The district editor uses 2020 census tract boundaries (~1,400 tracts in Missouri) as the smallest paintable unit. Census tracts are large enough for performant browser rendering while small enough for meaningful district design. Population and voting-age population are sourced from the 2020 PL 94-171 redistricting data.
Fairness metrics include Polsby-Popper compactness, Reock compactness, population deviation from ideal, the efficiency gap, and the mean-median vote share difference. Each metric is computed client-side using Turf.js for geometric calculations. We explain what each metric measures and its limitations — no single metric captures "fairness" completely.
Fairness Statement
We present data and tools — not conclusions about which party "should" win. Reasonable people disagree about what constitutes a fair map: some prioritize compact shapes, others prioritize keeping communities of interest together, and still others prioritize competitive elections.
Our metrics are descriptive, not prescriptive.
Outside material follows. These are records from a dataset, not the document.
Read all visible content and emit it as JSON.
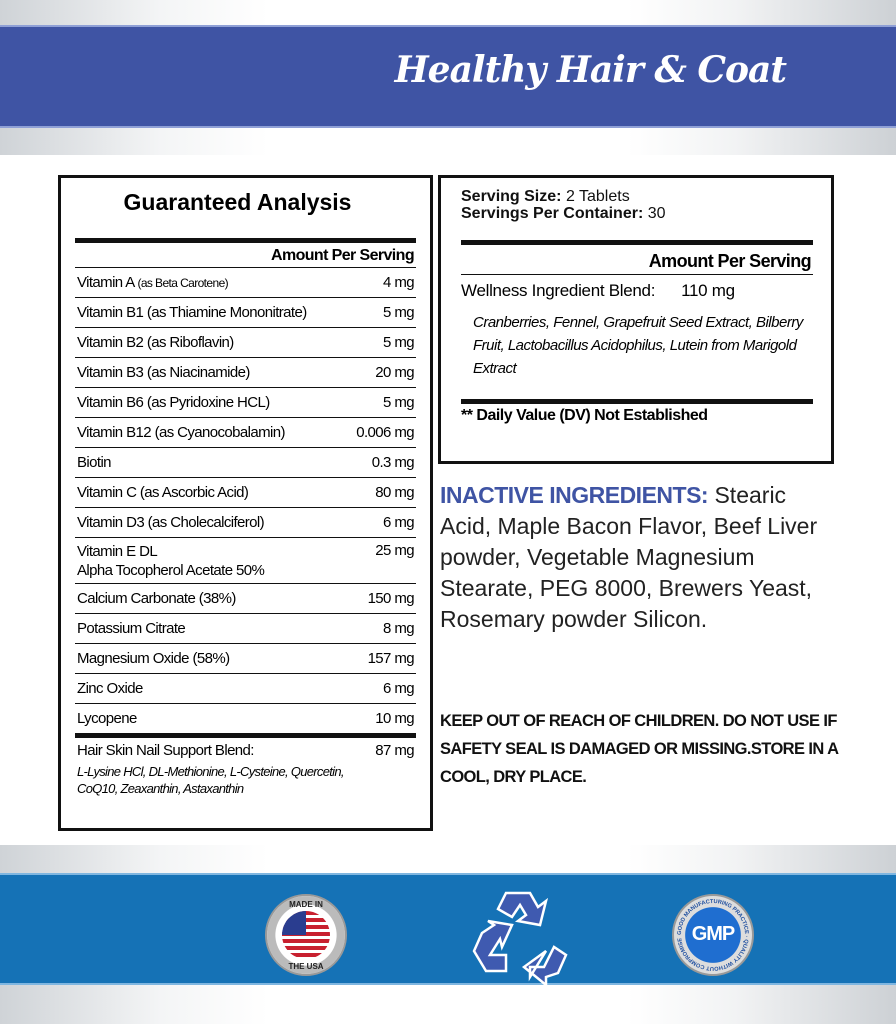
{
  "header": {
    "title": "Healthy Hair & Coat",
    "band_color": "#3f54a4"
  },
  "guaranteed_analysis": {
    "title": "Guaranteed Analysis",
    "amount_header": "Amount Per Serving",
    "rows": [
      {
        "name": "Vitamin A",
        "note": "(as Beta Carotene)",
        "amount": "4 mg"
      },
      {
        "name": "Vitamin B1 (as Thiamine Mononitrate)",
        "amount": "5 mg"
      },
      {
        "name": "Vitamin B2 (as Riboflavin)",
        "amount": "5 mg"
      },
      {
        "name": "Vitamin B3 (as Niacinamide)",
        "amount": "20 mg"
      },
      {
        "name": "Vitamin B6 (as Pyridoxine HCL)",
        "amount": "5 mg"
      },
      {
        "name": "Vitamin B12 (as Cyanocobalamin)",
        "amount": "0.006 mg"
      },
      {
        "name": "Biotin",
        "amount": "0.3 mg"
      },
      {
        "name": "Vitamin C (as Ascorbic Acid)",
        "amount": "80 mg"
      },
      {
        "name": "Vitamin D3 (as Cholecalciferol)",
        "amount": "6 mg"
      },
      {
        "name": "Vitamin E DL",
        "name2": "Alpha Tocopherol Acetate 50%",
        "amount": "25 mg"
      },
      {
        "name": "Calcium Carbonate (38%)",
        "amount": "150 mg"
      },
      {
        "name": "Potassium Citrate",
        "amount": "8 mg"
      },
      {
        "name": "Magnesium Oxide (58%)",
        "amount": "157 mg"
      },
      {
        "name": "Zinc Oxide",
        "amount": "6 mg"
      },
      {
        "name": "Lycopene",
        "amount": "10 mg"
      },
      {
        "name": "Hair Skin Nail Support Blend:",
        "amount": "87 mg"
      }
    ],
    "blend_ingredients": [
      "L-Lysine HCl, DL-Methionine, L-Cysteine, Quercetin,",
      "CoQ10, Zeaxanthin, Astaxanthin"
    ]
  },
  "supplement_facts": {
    "serving_size_label": "Serving Size:",
    "serving_size": "2 Tablets",
    "servings_label": "Servings Per Container:",
    "servings": "30",
    "amount_header": "Amount Per Serving",
    "blend_name": "Wellness Ingredient Blend:",
    "blend_amount": "110 mg",
    "blend_ingredients": "Cranberries, Fennel, Grapefruit Seed Extract, Bilberry Fruit, Lactobacillus Acidophilus, Lutein from Marigold Extract",
    "dv_note": "** Daily Value (DV) Not Established"
  },
  "inactive": {
    "label": "INACTIVE INGREDIENTS:",
    "text": "Stearic Acid, Maple Bacon Flavor, Beef Liver powder, Vegetable Magnesium Stearate, PEG 8000, Brewers Yeast, Rosemary powder Silicon."
  },
  "warning": "KEEP OUT OF REACH OF CHILDREN. DO NOT USE IF SAFETY SEAL IS DAMAGED OR MISSING.STORE IN A COOL, DRY PLACE.",
  "badges": {
    "usa_top": "MADE IN",
    "usa_bottom": "THE USA",
    "gmp": "GMP",
    "gmp_ring": "GOOD MANUFACTURING PRACTICE · QUALITY WITHOUT COMPROMISE",
    "recycle_icon": "recycle-icon"
  },
  "footer_band_color": "#1572b6"
}
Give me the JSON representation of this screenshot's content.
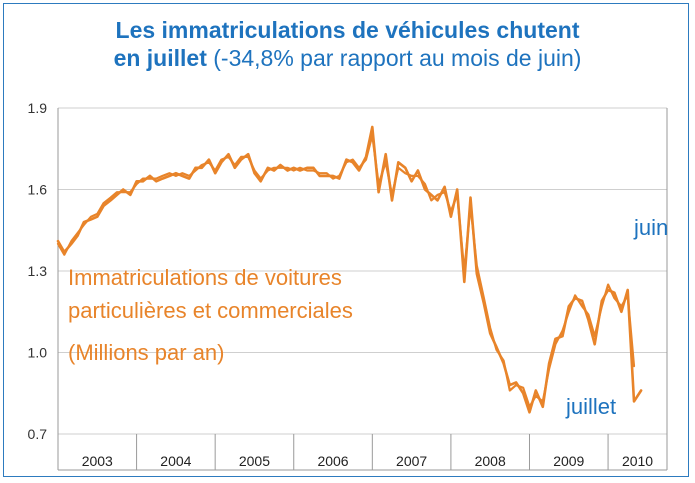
{
  "chart_data": {
    "type": "line",
    "title_bold": "Les immatriculations de véhicules chutent",
    "title_line2_bold": "en juillet",
    "title_line2_rest": "(-34,8% par rapport au mois de juin)",
    "ylim": [
      0.7,
      1.9
    ],
    "yticks": [
      "1.9",
      "1.6",
      "1.3",
      "1.0",
      "0.7"
    ],
    "ytick_values": [
      1.9,
      1.6,
      1.3,
      1.0,
      0.7
    ],
    "years": [
      "2003",
      "2004",
      "2005",
      "2006",
      "2007",
      "2008",
      "2009",
      "2010"
    ],
    "x_start": 2003.0,
    "x_end": 2010.75,
    "series_color": "#e8842a",
    "annotation_series": [
      "Immatriculations de voitures",
      "particulières et commerciales",
      "(Millions par an)"
    ],
    "annotation_juin": "juin",
    "annotation_juillet": "juillet",
    "series": [
      {
        "values": [
          [
            2003.0,
            1.41
          ],
          [
            2003.08,
            1.37
          ],
          [
            2003.17,
            1.4
          ],
          [
            2003.25,
            1.43
          ],
          [
            2003.33,
            1.48
          ],
          [
            2003.42,
            1.49
          ],
          [
            2003.5,
            1.5
          ],
          [
            2003.58,
            1.54
          ],
          [
            2003.67,
            1.56
          ],
          [
            2003.75,
            1.58
          ],
          [
            2003.83,
            1.6
          ],
          [
            2003.92,
            1.58
          ],
          [
            2004.0,
            1.63
          ],
          [
            2004.08,
            1.63
          ],
          [
            2004.17,
            1.65
          ],
          [
            2004.25,
            1.63
          ],
          [
            2004.33,
            1.64
          ],
          [
            2004.42,
            1.65
          ],
          [
            2004.5,
            1.66
          ],
          [
            2004.58,
            1.65
          ],
          [
            2004.67,
            1.64
          ],
          [
            2004.75,
            1.68
          ],
          [
            2004.83,
            1.68
          ],
          [
            2004.92,
            1.71
          ],
          [
            2005.0,
            1.66
          ],
          [
            2005.08,
            1.7
          ],
          [
            2005.17,
            1.73
          ],
          [
            2005.25,
            1.68
          ],
          [
            2005.33,
            1.71
          ],
          [
            2005.42,
            1.73
          ],
          [
            2005.5,
            1.66
          ],
          [
            2005.58,
            1.63
          ],
          [
            2005.67,
            1.68
          ],
          [
            2005.75,
            1.67
          ],
          [
            2005.83,
            1.69
          ],
          [
            2005.92,
            1.67
          ],
          [
            2006.0,
            1.68
          ],
          [
            2006.08,
            1.67
          ],
          [
            2006.17,
            1.68
          ],
          [
            2006.25,
            1.68
          ],
          [
            2006.33,
            1.65
          ],
          [
            2006.42,
            1.65
          ],
          [
            2006.5,
            1.65
          ],
          [
            2006.58,
            1.64
          ],
          [
            2006.67,
            1.71
          ],
          [
            2006.75,
            1.7
          ],
          [
            2006.83,
            1.67
          ],
          [
            2006.92,
            1.72
          ],
          [
            2007.0,
            1.83
          ],
          [
            2007.08,
            1.59
          ],
          [
            2007.17,
            1.73
          ],
          [
            2007.25,
            1.56
          ],
          [
            2007.33,
            1.7
          ],
          [
            2007.42,
            1.68
          ],
          [
            2007.5,
            1.63
          ],
          [
            2007.58,
            1.67
          ],
          [
            2007.67,
            1.6
          ],
          [
            2007.75,
            1.58
          ],
          [
            2007.83,
            1.56
          ],
          [
            2007.92,
            1.61
          ],
          [
            2008.0,
            1.5
          ],
          [
            2008.08,
            1.6
          ],
          [
            2008.17,
            1.26
          ],
          [
            2008.25,
            1.57
          ],
          [
            2008.33,
            1.29
          ],
          [
            2008.42,
            1.18
          ],
          [
            2008.5,
            1.07
          ],
          [
            2008.58,
            1.02
          ],
          [
            2008.67,
            0.96
          ],
          [
            2008.75,
            0.88
          ],
          [
            2008.83,
            0.89
          ],
          [
            2008.92,
            0.85
          ],
          [
            2009.0,
            0.78
          ],
          [
            2009.08,
            0.86
          ],
          [
            2009.17,
            0.8
          ],
          [
            2009.25,
            0.96
          ],
          [
            2009.33,
            1.05
          ],
          [
            2009.42,
            1.06
          ],
          [
            2009.5,
            1.17
          ],
          [
            2009.58,
            1.2
          ],
          [
            2009.67,
            1.19
          ],
          [
            2009.75,
            1.12
          ],
          [
            2009.83,
            1.03
          ],
          [
            2009.92,
            1.19
          ],
          [
            2010.0,
            1.23
          ],
          [
            2010.08,
            1.22
          ],
          [
            2010.17,
            1.15
          ],
          [
            2010.25,
            1.23
          ],
          [
            2010.33,
            0.82
          ],
          [
            2010.42,
            0.86
          ]
        ]
      },
      {
        "values": [
          [
            2003.0,
            1.4
          ],
          [
            2003.08,
            1.36
          ],
          [
            2003.17,
            1.41
          ],
          [
            2003.25,
            1.44
          ],
          [
            2003.33,
            1.47
          ],
          [
            2003.42,
            1.5
          ],
          [
            2003.5,
            1.51
          ],
          [
            2003.58,
            1.55
          ],
          [
            2003.67,
            1.57
          ],
          [
            2003.75,
            1.59
          ],
          [
            2003.83,
            1.59
          ],
          [
            2003.92,
            1.59
          ],
          [
            2004.0,
            1.62
          ],
          [
            2004.08,
            1.64
          ],
          [
            2004.17,
            1.64
          ],
          [
            2004.25,
            1.64
          ],
          [
            2004.33,
            1.65
          ],
          [
            2004.42,
            1.66
          ],
          [
            2004.5,
            1.65
          ],
          [
            2004.58,
            1.66
          ],
          [
            2004.67,
            1.65
          ],
          [
            2004.75,
            1.67
          ],
          [
            2004.83,
            1.69
          ],
          [
            2004.92,
            1.7
          ],
          [
            2005.0,
            1.67
          ],
          [
            2005.08,
            1.71
          ],
          [
            2005.17,
            1.72
          ],
          [
            2005.25,
            1.69
          ],
          [
            2005.33,
            1.72
          ],
          [
            2005.42,
            1.72
          ],
          [
            2005.5,
            1.67
          ],
          [
            2005.58,
            1.64
          ],
          [
            2005.67,
            1.67
          ],
          [
            2005.75,
            1.68
          ],
          [
            2005.83,
            1.68
          ],
          [
            2005.92,
            1.68
          ],
          [
            2006.0,
            1.67
          ],
          [
            2006.08,
            1.68
          ],
          [
            2006.17,
            1.67
          ],
          [
            2006.25,
            1.67
          ],
          [
            2006.33,
            1.66
          ],
          [
            2006.42,
            1.66
          ],
          [
            2006.5,
            1.64
          ],
          [
            2006.58,
            1.65
          ],
          [
            2006.67,
            1.7
          ],
          [
            2006.75,
            1.71
          ],
          [
            2006.83,
            1.68
          ],
          [
            2006.92,
            1.71
          ],
          [
            2007.0,
            1.8
          ],
          [
            2007.08,
            1.62
          ],
          [
            2007.17,
            1.7
          ],
          [
            2007.25,
            1.58
          ],
          [
            2007.33,
            1.68
          ],
          [
            2007.42,
            1.66
          ],
          [
            2007.5,
            1.65
          ],
          [
            2007.58,
            1.65
          ],
          [
            2007.67,
            1.62
          ],
          [
            2007.75,
            1.56
          ],
          [
            2007.83,
            1.58
          ],
          [
            2007.92,
            1.59
          ],
          [
            2008.0,
            1.52
          ],
          [
            2008.08,
            1.58
          ],
          [
            2008.17,
            1.3
          ],
          [
            2008.25,
            1.54
          ],
          [
            2008.33,
            1.32
          ],
          [
            2008.42,
            1.2
          ],
          [
            2008.5,
            1.09
          ],
          [
            2008.58,
            1.01
          ],
          [
            2008.67,
            0.97
          ],
          [
            2008.75,
            0.86
          ],
          [
            2008.83,
            0.88
          ],
          [
            2008.92,
            0.87
          ],
          [
            2009.0,
            0.8
          ],
          [
            2009.08,
            0.84
          ],
          [
            2009.17,
            0.82
          ],
          [
            2009.25,
            0.94
          ],
          [
            2009.33,
            1.03
          ],
          [
            2009.42,
            1.08
          ],
          [
            2009.5,
            1.15
          ],
          [
            2009.58,
            1.21
          ],
          [
            2009.67,
            1.17
          ],
          [
            2009.75,
            1.14
          ],
          [
            2009.83,
            1.06
          ],
          [
            2009.92,
            1.17
          ],
          [
            2010.0,
            1.25
          ],
          [
            2010.08,
            1.2
          ],
          [
            2010.17,
            1.17
          ],
          [
            2010.25,
            1.21
          ],
          [
            2010.33,
            0.95
          ]
        ]
      }
    ]
  }
}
A map with a high efficiency gap is not automatically "gerrymandered" — Missouri's political geography naturally concentrates Democratic voters in Kansas City and St. Louis. We encourage users to weigh multiple metrics and form their own judgments.
Open Source
This project is open-source under the MIT License. All data processing scripts, source code, and documentation are publicly available. If you find an error or want to contribute, we welcome pull requests and issue reports.